Yemeni domestic politics are such a Mulligan stew that it’s hard to identify “sides” or predict outcomes. Iran provides support to at least one ethnic rebel group (the Houthi Zaidi Shias of the northwestern province), and al Qaeda works with some of Yemen’s homegrown Sunni extremists. It would be optimistic to identify a unified Yemeni opposition with a true political agenda. The neighboring Saudis and Omanis have relied on the Ali Abdullah Saleh regime to impose order on the fractured nation. U.S. prosecution of the war on terror depends heavily on cooperation from the Saleh government. The multinational coalition against piracy is increasingly relying on such cooperation as well.
So it’s not the best of news that Monday saw the defection of several of Saleh’s most senior military commanders to the opposition. Some media reports indicate that Saleh’s senior tank commander has deployed armored forces against the government loyalists in Sanaa. These moves are especially significant because of the geographic commands involved: the Northwestern Military District, where Sanaa is located, and the Eastern Military District, which Saleh has little hope of holding with the forces that remain loyal. Two lower-ranking generals who command forces in smaller areas have also thrown in with the opposition.
Saleh is putting a brave face on the crisis. But his ambassador in Saudi Arabia today announced support for the opposition – another telling development, given the conservative viewpoint of Yemen’s dominant neighbor. The ambassador apparently doesn’t fear offending the Saudis or sending a prejudicial signal about the Saleh government. Yemen’s ambassador to the UN is also reported to have resigned over the government’s lethal suppression of protesters.
The Saudis intervened in Bahrain last week, but none of Yemen’s neighbors has the resources to forcibly restore order inside the country. Neither does the United States. Yemen doesn’t have the benefit Egypt and Tunisia do, of nationalist traditions and respect for the central government; the nation’s prospects for peaceful democracy are poor at the moment, and its vulnerability to exploitation by terrorist groups is high.
Yemen’s territory, with long frontage on the Red Sea and Gulf of Aden, has already served as a haven for Somalis – both terrorists and refugees – as well as a training ground for al Qaeda. The establishment of an Iran-friendly government there would be a major blow to regional stability. In the realm of maritime piracy, a poorly governed Yemen would be a huge headache, as opposed to the asset Yemen can be if it controls its territory and maintains its current relationships.

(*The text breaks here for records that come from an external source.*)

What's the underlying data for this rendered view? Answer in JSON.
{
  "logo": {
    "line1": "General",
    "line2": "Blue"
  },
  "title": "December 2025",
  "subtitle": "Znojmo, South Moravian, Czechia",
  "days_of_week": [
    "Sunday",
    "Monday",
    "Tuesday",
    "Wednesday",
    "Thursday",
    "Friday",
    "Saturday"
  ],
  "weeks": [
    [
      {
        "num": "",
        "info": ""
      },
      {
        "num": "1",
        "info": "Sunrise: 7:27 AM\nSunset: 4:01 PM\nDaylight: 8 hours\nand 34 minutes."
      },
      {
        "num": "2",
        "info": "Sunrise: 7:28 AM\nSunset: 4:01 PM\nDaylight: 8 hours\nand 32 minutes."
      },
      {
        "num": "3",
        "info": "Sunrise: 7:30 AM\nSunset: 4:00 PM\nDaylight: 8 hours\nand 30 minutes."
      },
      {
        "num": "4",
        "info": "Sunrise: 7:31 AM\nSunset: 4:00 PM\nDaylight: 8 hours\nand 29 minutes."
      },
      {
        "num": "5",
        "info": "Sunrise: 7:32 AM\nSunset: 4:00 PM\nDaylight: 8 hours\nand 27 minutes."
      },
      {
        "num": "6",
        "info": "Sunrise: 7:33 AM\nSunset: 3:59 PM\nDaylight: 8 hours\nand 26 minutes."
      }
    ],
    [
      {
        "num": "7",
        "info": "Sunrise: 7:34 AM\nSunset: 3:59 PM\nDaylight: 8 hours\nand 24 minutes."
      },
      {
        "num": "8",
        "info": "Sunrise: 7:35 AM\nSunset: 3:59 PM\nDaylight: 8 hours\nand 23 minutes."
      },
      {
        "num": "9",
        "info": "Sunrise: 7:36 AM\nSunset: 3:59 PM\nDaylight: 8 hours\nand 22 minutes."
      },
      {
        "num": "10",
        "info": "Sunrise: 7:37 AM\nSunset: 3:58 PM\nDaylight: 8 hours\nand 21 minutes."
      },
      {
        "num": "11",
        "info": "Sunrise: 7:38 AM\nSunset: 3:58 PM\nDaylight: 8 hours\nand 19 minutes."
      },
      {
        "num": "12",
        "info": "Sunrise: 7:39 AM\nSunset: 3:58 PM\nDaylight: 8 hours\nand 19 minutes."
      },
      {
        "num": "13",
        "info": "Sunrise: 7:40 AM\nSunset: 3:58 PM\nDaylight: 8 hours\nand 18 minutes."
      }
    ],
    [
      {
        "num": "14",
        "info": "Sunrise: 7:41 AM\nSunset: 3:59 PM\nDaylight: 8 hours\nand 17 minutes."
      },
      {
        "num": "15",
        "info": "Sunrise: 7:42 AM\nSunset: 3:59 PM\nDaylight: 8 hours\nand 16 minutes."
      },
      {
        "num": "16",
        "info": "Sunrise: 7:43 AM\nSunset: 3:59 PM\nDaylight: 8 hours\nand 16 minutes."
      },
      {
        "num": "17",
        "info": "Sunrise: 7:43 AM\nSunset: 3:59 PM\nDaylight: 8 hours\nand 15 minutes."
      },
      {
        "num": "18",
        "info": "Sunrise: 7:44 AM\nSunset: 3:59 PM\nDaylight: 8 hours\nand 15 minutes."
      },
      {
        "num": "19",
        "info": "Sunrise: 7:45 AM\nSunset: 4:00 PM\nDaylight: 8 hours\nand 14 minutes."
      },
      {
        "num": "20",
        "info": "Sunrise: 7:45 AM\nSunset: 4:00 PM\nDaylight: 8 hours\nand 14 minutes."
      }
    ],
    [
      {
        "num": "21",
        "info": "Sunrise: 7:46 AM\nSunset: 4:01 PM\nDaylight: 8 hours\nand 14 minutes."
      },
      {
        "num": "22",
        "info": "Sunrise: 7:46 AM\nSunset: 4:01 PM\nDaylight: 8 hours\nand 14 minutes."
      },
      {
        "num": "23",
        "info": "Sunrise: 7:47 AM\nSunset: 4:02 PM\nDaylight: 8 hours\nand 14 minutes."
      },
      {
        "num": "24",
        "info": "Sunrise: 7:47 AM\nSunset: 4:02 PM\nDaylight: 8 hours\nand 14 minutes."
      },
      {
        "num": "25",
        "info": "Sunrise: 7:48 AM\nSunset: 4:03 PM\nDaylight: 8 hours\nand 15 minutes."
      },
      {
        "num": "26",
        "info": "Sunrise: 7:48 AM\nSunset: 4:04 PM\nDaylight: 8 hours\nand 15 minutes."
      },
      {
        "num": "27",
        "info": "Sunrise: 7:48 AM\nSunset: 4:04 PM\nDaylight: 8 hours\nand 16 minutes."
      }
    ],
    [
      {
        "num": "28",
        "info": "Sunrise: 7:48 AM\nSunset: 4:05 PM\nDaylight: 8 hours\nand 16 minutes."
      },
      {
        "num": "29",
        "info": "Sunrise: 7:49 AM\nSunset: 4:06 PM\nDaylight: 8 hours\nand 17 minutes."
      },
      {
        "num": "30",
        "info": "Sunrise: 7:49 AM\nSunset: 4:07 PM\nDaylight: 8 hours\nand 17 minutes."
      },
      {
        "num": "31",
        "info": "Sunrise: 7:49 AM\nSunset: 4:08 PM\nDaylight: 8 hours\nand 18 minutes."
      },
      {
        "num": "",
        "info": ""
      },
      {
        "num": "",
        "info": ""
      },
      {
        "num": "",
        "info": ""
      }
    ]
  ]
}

The U.S. need not prop up superannuated dictators in order to foster stability. But in a country like Yemen, merely urging the failing government to avoid injuring its people – the mantra repeated by Hillary Clinton – is valueless. Iran, al Qaeda, and an assortment of indigenous Islamists are already seeking to influence the outcome there. The forces for liberalization are entirely urban and badly outnumbered. Perhaps we can hope that one of the defecting generals will establish himself as the new national leader and shoulder off the extremists. Someone has to.